Trevor took full advantage of progress made under the current director and conductor, Lucas Richman—notably some strengthened sections of the orchestra. He did return to his favored arrangement of the strings: first and second violins together to the left, and violas and cellos together to the right in the orchestral semi-circle. There is a subtle but remarkable tonal difference in the arrangement, one that lends itself to a particularly satisfying orchestral balance.
Trevor didn’t return to Knoxville alone. He was accompanied by violinist Chloé Trevor, who last appeared with the KSO as a 14-year-old prodigy in 2002, in a performance of Mendelssohn’s Violin Concerto. Now, at the age of 23, the younger Trevor’s performance occasion this time was the expansive Beethoven Violin Concerto in D Major, Op 61.
From a barely perceptible four-note timpani opening that gives way to subdued woodwinds introducing thematic material, Trevor’s hand was obvious as he built detail upon texture up to the solo violin’s entrance, alternating Beethoven’s moments of strength with moments of tenderness. As Chloé Trevor entered, two more things were obvious: her honed and effortless technical skill and the combination of golden warmth and smooth, focused projection from her instrument, a 1771 Landolfi. The two Trevors combined for a performance that dutifully painted the Beethoven details with clean, sharp lines, and the textures and dynamics with emphasis.

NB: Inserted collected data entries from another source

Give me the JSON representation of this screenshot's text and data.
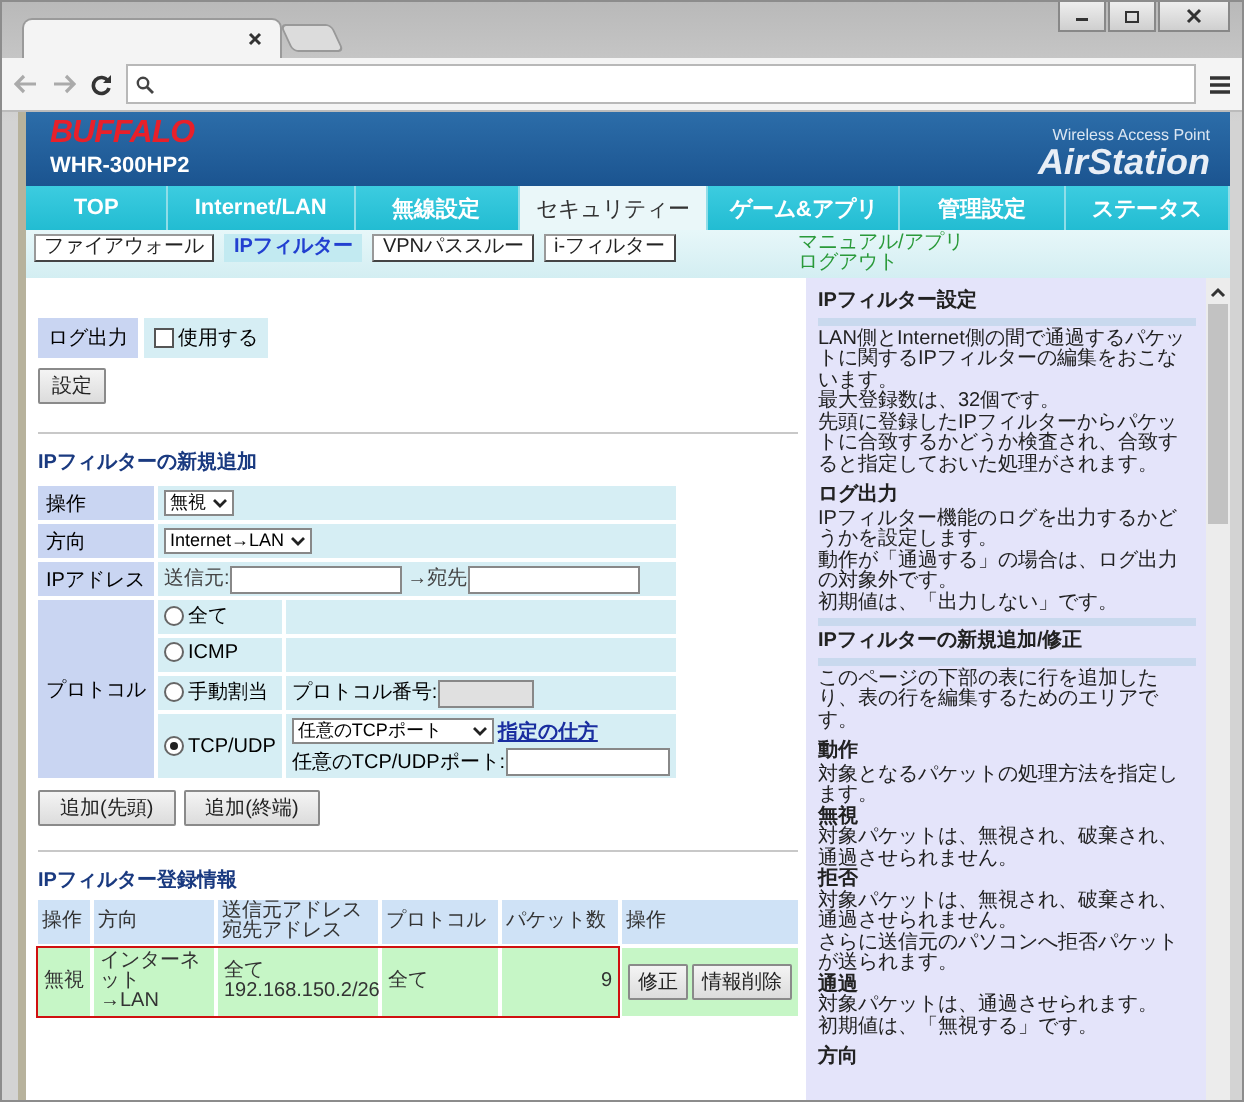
{
  "header": {
    "brand": "BUFFALO",
    "model": "WHR-300HP2",
    "tagline": "Wireless Access Point",
    "product": "AirStation"
  },
  "nav": [
    {
      "label": "TOP",
      "selected": false
    },
    {
      "label": "Internet/LAN",
      "selected": false
    },
    {
      "label": "無線設定",
      "selected": false
    },
    {
      "label": "セキュリティー",
      "selected": true
    },
    {
      "label": "ゲーム&アプリ",
      "selected": false
    },
    {
      "label": "管理設定",
      "selected": false
    },
    {
      "label": "ステータス",
      "selected": false
    }
  ],
  "subnav": [
    {
      "label": "ファイアウォール",
      "selected": false
    },
    {
      "label": "IPフィルター",
      "selected": true
    },
    {
      "label": "VPNパススルー",
      "selected": false
    },
    {
      "label": "i-フィルター",
      "selected": false
    }
  ],
  "top_links": [
    "マニュアル/アプリ",
    "ログアウト"
  ],
  "log_output": {
    "label": "ログ出力",
    "option": "使用する",
    "checked": false,
    "button": "設定"
  },
  "new_filter": {
    "title": "IPフィルターの新規追加",
    "action": {
      "label": "操作",
      "value": "無視"
    },
    "direction": {
      "label": "方向",
      "value": "Internet→LAN"
    },
    "ip": {
      "label": "IPアドレス",
      "source_label": "送信元:",
      "dest_label": "→宛先"
    },
    "protocol": {
      "label": "プロトコル",
      "options": [
        {
          "label": "全て",
          "selected": false,
          "kind": "plain"
        },
        {
          "label": "ICMP",
          "selected": false,
          "kind": "plain"
        },
        {
          "label": "手動割当",
          "selected": false,
          "kind": "number",
          "field_label": "プロトコル番号:"
        },
        {
          "label": "TCP/UDP",
          "selected": true,
          "kind": "port",
          "select_value": "任意のTCPポート",
          "link": "指定の仕方",
          "field_label": "任意のTCP/UDPポート:"
        }
      ]
    },
    "buttons": [
      "追加(先頭)",
      "追加(終端)"
    ]
  },
  "registered": {
    "title": "IPフィルター登録情報",
    "columns": [
      "操作",
      "方向",
      "送信元アドレス宛先アドレス",
      "プロトコル",
      "パケット数",
      "操作"
    ],
    "rows": [
      {
        "highlighted": true,
        "cells": [
          [
            "無視"
          ],
          [
            "インターネット",
            "→LAN"
          ],
          [
            "全て",
            "192.168.150.2/26"
          ],
          [
            "全て"
          ],
          [
            "9"
          ]
        ],
        "buttons": [
          "修正",
          "情報削除"
        ]
      }
    ]
  },
  "help": [
    {
      "kind": "title",
      "text": "IPフィルター設定"
    },
    {
      "kind": "text",
      "text": "LAN側とInternet側の間で通過するパケットに関するIPフィルターの編集をおこないます。"
    },
    {
      "kind": "text",
      "text": "最大登録数は、32個です。"
    },
    {
      "kind": "text",
      "text": "先頭に登録したIPフィルターからパケットに合致するかどうか検査され、合致すると指定しておいた処理がされます。"
    },
    {
      "kind": "heading",
      "text": "ログ出力"
    },
    {
      "kind": "text",
      "text": "IPフィルター機能のログを出力するかどうかを設定します。"
    },
    {
      "kind": "text",
      "text": "動作が「通過する」の場合は、ログ出力の対象外です。"
    },
    {
      "kind": "text",
      "text": "初期値は、「出力しない」です。"
    },
    {
      "kind": "title",
      "text": "IPフィルターの新規追加/修正"
    },
    {
      "kind": "text",
      "text": "このページの下部の表に行を追加したり、表の行を編集するためのエリアです。"
    },
    {
      "kind": "heading",
      "text": "動作"
    },
    {
      "kind": "text",
      "text": "対象となるパケットの処理方法を指定します。"
    },
    {
      "kind": "subheading",
      "text": "無視"
    },
    {
      "kind": "text",
      "text": "対象パケットは、無視され、破棄され、通過させられません。"
    },
    {
      "kind": "subheading",
      "text": "拒否"
    },
    {
      "kind": "text",
      "text": "対象パケットは、無視され、破棄され、通過させられません。"
    },
    {
      "kind": "text",
      "text": "さらに送信元のパソコンへ拒否パケットが送られます。"
    },
    {
      "kind": "subheading",
      "text": "通過"
    },
    {
      "kind": "text",
      "text": "対象パケットは、通過させられます。"
    },
    {
      "kind": "text",
      "text": "初期値は、「無視する」です。"
    },
    {
      "kind": "heading",
      "text": "方向"
    }
  ]
}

If the Beethoven concerto has a flaw, it is its length. At 40 minutes or so, the piece unwittingly and unconsciously makes the honest demand that the soloist continually introduce a developing personality into the violin line. The final Rondo movement helps in this regard with its cheerfulness, which practically begs for a display of character and detail. If the concerto begins to seem too long—and in this performance, it did, to a degree—it is because that developing character just isn’t making it across the footlights.
The highlight of the evening, and a really thrilling one at that, came in the second half of the concert, with Sergei Prokofiev’s Symphony No. 5. This work, which premiered in Moscow in January 1945, is unabashed in its celebration of the spirit of optimism that pervaded Soviet life as their army pushed German troops back toward defeat in the final days of World War II. That infused spirit cannot mask the composer’s characteristic wry sarcasm, elements that are Prokofiev at his best. Admittedly, Trevor, too, seems quite at home with the musical opportunity to communicate a bit of understated sardonic wit.
The thrilling aspect of the performance, though, was Trevor’s careful arc and the distinctive point of view that manifested itself in textural details, brilliantly revealed through balance and Trevor’s deliberate efforts to accentuate moments of Prokofiev’s lyricism.
The brilliant finale movement was a joy—the pensive opening gave way to ever-increasing, erratic emotional energy, driven by a relentless cinematic rhythm and punctuated by expressionistic outbursts from the clarinet and by percussion effects. Trevor toyed with the audience’s emotions, pulling back dynamically before surprising us with a final and energetic explosion.
Trevor opened the evening with another 20th-century work, and a new one for the KSO, English composer Arnold Bax’s Overture to Adventure. This work was a wonderful showcase of tonal expressionism, full of simmering emotions and mysterious shadows.